Morzer (0th of His PseudoName and Founder of the Walter Sobchak Peacekeepers)
@efgoldman:
We could probably make a special video-game out of it: Call of Duty: Night of the Undead Doctors. Maybe have a special twofer pack with Call of Duty: Heroes of Dressage, which doesn’t seem to be selling as well as we had hoped.
Roger Moore
@efgoldman:
Sorry, but too many OB/GYN’s aren’t able to practice their love with women all across the country. I know, because George W. Bush told me so.
bjacques
Read “Back Home,” by Bil Mauldin, the famous WWII cartoonist. He had choice words about the people behind the rotten state of VA hospitals even in 1945. Just or unjust war, some are out to screw servicemen (and -women) every which way.
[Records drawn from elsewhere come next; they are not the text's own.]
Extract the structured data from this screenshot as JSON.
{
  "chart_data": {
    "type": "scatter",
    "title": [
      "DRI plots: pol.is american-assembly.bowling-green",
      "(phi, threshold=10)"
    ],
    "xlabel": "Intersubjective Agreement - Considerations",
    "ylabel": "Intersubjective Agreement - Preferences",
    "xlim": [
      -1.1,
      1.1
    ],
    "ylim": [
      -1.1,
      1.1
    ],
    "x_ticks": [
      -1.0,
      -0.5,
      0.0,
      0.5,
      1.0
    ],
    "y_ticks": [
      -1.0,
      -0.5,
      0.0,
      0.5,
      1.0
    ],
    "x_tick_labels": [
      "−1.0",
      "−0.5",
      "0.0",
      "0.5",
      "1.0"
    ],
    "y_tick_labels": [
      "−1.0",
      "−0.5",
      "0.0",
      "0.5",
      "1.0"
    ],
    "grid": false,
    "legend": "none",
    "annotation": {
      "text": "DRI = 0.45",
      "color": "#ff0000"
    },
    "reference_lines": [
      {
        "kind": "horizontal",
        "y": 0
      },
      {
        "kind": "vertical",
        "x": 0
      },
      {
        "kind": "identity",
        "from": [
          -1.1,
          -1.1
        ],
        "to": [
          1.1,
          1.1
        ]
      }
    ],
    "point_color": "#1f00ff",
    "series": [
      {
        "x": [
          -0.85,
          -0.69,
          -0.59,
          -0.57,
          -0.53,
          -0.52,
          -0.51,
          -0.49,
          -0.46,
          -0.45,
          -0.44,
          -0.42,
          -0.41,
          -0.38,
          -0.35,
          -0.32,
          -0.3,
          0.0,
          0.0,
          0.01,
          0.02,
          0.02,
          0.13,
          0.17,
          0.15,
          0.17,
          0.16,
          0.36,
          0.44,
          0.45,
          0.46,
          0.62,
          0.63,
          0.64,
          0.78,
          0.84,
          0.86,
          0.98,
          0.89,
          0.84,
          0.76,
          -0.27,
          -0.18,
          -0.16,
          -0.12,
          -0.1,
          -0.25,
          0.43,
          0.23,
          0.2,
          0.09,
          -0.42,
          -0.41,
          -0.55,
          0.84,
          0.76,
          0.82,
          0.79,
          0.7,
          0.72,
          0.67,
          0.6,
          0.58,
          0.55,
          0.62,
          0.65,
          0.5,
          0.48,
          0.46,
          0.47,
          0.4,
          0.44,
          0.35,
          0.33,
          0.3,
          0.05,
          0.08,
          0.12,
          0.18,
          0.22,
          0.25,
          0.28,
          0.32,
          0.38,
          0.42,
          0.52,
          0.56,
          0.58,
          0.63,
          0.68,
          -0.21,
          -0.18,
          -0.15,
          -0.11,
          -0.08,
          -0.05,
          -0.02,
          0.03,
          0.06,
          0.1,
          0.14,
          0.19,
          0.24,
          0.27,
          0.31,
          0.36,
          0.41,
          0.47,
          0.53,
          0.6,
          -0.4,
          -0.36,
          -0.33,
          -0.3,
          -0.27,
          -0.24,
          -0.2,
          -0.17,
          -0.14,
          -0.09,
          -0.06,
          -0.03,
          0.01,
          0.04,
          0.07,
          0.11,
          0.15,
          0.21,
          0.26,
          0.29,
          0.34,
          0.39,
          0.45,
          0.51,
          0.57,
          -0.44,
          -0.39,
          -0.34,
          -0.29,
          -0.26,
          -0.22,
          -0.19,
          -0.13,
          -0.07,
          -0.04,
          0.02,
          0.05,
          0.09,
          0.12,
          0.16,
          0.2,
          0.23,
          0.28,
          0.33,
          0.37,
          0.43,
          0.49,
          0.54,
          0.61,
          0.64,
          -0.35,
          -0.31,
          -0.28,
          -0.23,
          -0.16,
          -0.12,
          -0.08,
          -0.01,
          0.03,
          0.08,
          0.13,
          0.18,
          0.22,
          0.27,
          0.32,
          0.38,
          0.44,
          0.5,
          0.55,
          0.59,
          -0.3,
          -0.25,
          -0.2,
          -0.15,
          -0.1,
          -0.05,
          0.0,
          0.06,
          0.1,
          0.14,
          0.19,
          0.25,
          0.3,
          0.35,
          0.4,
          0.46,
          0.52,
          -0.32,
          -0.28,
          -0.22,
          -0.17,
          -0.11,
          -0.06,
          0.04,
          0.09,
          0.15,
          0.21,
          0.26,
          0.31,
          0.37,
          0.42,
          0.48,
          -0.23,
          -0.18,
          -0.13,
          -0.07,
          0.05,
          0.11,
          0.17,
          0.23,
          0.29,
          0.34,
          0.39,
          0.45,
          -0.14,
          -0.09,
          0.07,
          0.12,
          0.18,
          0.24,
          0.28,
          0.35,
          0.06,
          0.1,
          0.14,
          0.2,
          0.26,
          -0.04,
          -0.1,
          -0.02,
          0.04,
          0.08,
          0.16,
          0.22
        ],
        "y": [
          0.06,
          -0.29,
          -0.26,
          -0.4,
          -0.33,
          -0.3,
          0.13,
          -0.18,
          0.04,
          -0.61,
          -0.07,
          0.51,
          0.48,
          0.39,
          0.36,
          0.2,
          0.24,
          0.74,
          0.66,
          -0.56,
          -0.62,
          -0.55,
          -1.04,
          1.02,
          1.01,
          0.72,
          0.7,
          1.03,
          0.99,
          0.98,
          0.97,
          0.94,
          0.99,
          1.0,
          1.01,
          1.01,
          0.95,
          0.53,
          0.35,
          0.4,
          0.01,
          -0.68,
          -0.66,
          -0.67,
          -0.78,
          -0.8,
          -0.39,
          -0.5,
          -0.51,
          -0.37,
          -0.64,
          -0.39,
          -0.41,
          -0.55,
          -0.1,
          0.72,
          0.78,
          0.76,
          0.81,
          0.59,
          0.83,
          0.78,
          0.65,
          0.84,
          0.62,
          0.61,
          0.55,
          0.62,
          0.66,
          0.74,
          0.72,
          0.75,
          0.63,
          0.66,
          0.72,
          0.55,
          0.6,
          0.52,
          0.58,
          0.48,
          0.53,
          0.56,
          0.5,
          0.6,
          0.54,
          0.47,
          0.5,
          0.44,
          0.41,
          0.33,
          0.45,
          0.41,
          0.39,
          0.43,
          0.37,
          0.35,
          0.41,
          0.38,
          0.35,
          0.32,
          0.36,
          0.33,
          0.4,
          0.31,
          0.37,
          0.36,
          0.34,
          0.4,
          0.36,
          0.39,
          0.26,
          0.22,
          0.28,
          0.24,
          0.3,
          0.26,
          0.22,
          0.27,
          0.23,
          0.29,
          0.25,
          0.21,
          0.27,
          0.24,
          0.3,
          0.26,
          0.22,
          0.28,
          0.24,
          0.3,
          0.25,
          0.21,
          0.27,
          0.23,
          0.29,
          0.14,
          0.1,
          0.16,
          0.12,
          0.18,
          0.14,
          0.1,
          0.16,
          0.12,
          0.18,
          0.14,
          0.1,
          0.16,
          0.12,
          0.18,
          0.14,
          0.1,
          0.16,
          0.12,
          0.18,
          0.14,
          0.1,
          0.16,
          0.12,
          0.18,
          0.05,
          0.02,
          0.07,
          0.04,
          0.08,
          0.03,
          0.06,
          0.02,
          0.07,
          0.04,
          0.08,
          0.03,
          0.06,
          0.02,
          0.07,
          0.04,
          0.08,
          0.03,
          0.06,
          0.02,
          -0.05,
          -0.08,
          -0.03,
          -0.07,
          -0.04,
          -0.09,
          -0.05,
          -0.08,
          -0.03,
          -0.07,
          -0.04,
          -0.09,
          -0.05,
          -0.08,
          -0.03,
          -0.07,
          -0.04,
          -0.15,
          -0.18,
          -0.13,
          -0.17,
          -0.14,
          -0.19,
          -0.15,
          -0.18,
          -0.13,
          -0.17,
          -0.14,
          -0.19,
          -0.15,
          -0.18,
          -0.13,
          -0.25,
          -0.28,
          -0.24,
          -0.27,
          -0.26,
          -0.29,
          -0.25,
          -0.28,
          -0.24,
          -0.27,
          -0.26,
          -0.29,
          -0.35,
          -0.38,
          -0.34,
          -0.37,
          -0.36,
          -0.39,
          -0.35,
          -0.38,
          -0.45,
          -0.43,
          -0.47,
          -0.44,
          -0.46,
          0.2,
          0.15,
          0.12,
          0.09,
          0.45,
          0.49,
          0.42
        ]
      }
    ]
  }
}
Mauldin also didn’t think much of the American Legion.
Villago Delenda Est
@bjacques: And rightfully so. The American Legion has always been more in line with Stahlhelm than with any actual crosssectional group of American veterans.
mclaren
Anyone who thinks that the United States government has ever “honored” its war veterans is deluded and gullible and ignorant beyond belief.
Ever since the Bonus Marchers got shafted by the U.S. government and ridden down by armed troops with sabers, America’s government has treated its war veterans with total contempt and utter disgust. A U.S. citizen who fights in one of America’s wars is treated by our leaders and our government like a turd on the pavement, something to be shunned and avoided and dumped into the garbage if possible.
The attitude of America’s leaders toward our troops is clear:
“Military men are just dumb, stupid animals to be used as pawns in foreign policy.” — Henry Kissinger, quoted in quoted in Carl Bernstein and Bob Woodward, The Final Days (Simon & Schuster, 2005), Chapter 14.
The so-called “contract” citizens sign with the U.S. government upon enlistment into the armed forces is legally binding upon the citizens, but not upon the U.S. government. As a result, Americans who enlist in the U.S. military are constantly getting screwed and abused and lied to and misused and scammed by our government, and they have no legal recourse — as in this most recent case where the U.S. government lied to and abused a bunch of air force recruits.
Entering into a legal agreement with the U.S. government to serve in the armed forces today is like signing a contract with Don Corleone. Only a fool would do it.
Ruckus
@Villago Delenda Est:
Dad belonged to the legion. I wondered why I didn’t care for it at all. I think he went there for the camaraderie, some place to hang with people that had similar experiences as him in WWII as he was pretty much live and let live. But then he was also a mason and a shriner so who the hell knows.
Arclite
Okay, that right there is comedy gold. Like something you’d see on the Daily Show.
RSR
an excuse to privatize a system by failing it? Sure sounds familiar. I’ll bet if I had some better teachers I’d remember. Think I’ll send my kids to the charter school instead.